Je ris, échappant un regard complice à Lola.
- T’inquiète pas, bonhomme. Parfois, les adultes peuvent paraître effrayants, mais ça ne veut pas dire qu’ils sont méchants.  Victor hausse les épaules, visiblement peu convaincu, et nous continuons la route en bavardant.

Quand nous arrivons chez Mary, l’ambiance est étrange. Tout le monde semble agité, mais il y a une joie sous-jacente qui emplit l’air. Victor ouvre la portière et fonce à l’intérieur.
- Qu’est-ce qui se passe ? demande-t-il, curieux comme toujours.

Le père de Raven – Voldemort, comme Victor l’appelle – nous regarde avec un sourire pour la première fois depuis que je l’ai rencontré.
- Raven s’est réveillée, annonce-t-il, et son visage s’illumine d’un sourire rare.

Lola pousse un cri de joie, et je reste un instant sans voix. C’est comme si un poids immense venait de s’évaporer. Le monde autour de moi paraît soudain plus clair, plus lumineux.
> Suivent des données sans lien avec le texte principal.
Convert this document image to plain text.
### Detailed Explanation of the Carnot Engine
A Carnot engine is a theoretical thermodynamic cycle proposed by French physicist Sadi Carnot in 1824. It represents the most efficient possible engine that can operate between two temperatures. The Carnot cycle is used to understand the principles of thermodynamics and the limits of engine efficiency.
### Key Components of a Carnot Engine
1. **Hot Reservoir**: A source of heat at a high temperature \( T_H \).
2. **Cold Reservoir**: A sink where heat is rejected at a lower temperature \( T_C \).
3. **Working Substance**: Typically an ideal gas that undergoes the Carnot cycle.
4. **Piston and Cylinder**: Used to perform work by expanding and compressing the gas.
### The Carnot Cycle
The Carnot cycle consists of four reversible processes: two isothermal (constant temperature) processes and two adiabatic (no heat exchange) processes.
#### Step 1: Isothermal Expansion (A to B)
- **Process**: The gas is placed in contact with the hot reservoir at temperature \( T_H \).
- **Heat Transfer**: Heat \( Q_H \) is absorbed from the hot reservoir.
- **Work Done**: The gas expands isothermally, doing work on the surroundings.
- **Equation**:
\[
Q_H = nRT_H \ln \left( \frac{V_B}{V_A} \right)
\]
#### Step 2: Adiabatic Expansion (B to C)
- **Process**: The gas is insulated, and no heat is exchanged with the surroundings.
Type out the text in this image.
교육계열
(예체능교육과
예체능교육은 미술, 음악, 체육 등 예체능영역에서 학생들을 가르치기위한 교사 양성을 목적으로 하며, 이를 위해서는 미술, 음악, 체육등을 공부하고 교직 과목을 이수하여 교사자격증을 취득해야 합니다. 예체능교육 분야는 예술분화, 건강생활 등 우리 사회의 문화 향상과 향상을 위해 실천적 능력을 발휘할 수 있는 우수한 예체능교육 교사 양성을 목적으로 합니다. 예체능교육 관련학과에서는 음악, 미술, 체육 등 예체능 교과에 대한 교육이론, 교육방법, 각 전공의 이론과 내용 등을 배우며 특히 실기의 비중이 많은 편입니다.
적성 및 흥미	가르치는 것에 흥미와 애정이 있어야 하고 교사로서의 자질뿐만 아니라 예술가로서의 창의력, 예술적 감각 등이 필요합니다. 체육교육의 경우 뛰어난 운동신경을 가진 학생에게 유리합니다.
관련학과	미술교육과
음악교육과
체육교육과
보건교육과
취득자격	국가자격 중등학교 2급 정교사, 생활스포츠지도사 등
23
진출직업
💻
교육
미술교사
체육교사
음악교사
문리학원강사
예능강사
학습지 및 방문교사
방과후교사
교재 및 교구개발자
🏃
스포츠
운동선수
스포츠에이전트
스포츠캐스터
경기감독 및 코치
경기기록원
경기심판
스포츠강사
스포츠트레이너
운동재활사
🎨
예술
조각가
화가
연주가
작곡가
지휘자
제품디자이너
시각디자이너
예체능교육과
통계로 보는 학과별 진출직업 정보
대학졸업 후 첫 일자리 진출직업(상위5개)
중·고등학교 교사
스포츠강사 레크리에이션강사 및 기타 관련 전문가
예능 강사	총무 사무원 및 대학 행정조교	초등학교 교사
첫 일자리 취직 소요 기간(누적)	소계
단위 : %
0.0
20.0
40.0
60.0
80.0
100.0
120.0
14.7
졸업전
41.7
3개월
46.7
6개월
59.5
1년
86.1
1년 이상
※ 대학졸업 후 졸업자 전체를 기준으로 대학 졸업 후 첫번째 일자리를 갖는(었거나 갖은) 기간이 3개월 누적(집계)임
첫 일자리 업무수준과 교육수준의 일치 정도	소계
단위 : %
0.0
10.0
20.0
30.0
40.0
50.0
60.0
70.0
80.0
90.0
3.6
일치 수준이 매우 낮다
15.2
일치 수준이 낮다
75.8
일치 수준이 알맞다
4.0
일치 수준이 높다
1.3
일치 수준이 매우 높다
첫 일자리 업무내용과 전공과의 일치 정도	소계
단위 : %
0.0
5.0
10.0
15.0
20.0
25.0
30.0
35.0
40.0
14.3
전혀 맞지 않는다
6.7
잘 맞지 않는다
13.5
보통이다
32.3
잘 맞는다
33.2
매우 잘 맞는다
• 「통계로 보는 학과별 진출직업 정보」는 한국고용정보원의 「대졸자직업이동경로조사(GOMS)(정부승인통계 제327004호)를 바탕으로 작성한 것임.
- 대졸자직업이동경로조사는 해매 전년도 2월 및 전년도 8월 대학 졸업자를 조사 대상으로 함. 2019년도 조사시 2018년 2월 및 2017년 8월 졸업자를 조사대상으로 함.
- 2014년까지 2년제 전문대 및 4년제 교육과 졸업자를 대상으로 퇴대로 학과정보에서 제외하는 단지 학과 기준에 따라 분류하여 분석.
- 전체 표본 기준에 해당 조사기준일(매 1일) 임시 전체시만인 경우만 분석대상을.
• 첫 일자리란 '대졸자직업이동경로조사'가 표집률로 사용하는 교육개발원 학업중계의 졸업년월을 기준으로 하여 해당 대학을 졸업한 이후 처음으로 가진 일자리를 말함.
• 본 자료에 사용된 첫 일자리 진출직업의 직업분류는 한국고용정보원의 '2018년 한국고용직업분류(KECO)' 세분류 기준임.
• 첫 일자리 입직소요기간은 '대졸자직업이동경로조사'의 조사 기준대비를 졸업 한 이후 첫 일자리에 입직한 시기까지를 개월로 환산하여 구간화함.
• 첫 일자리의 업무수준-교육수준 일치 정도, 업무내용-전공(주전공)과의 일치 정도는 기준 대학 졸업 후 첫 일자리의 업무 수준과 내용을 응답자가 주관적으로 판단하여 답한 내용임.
Je sens une montée de soulagement inouï, suivie d’une vague de reconnaissance.

- On va la voir ! crie Lola, déjà en train de courir vers la voiture.
Je la suis, le cœur battant à tout rompre, une énergie nouvelle dans les veines. Il y a encore tant à dire, tant à faire, mais pour l’instant, je me laisse envahir par l’espoir et la joie. Raven est réveillée, et c’est tout ce qui compte.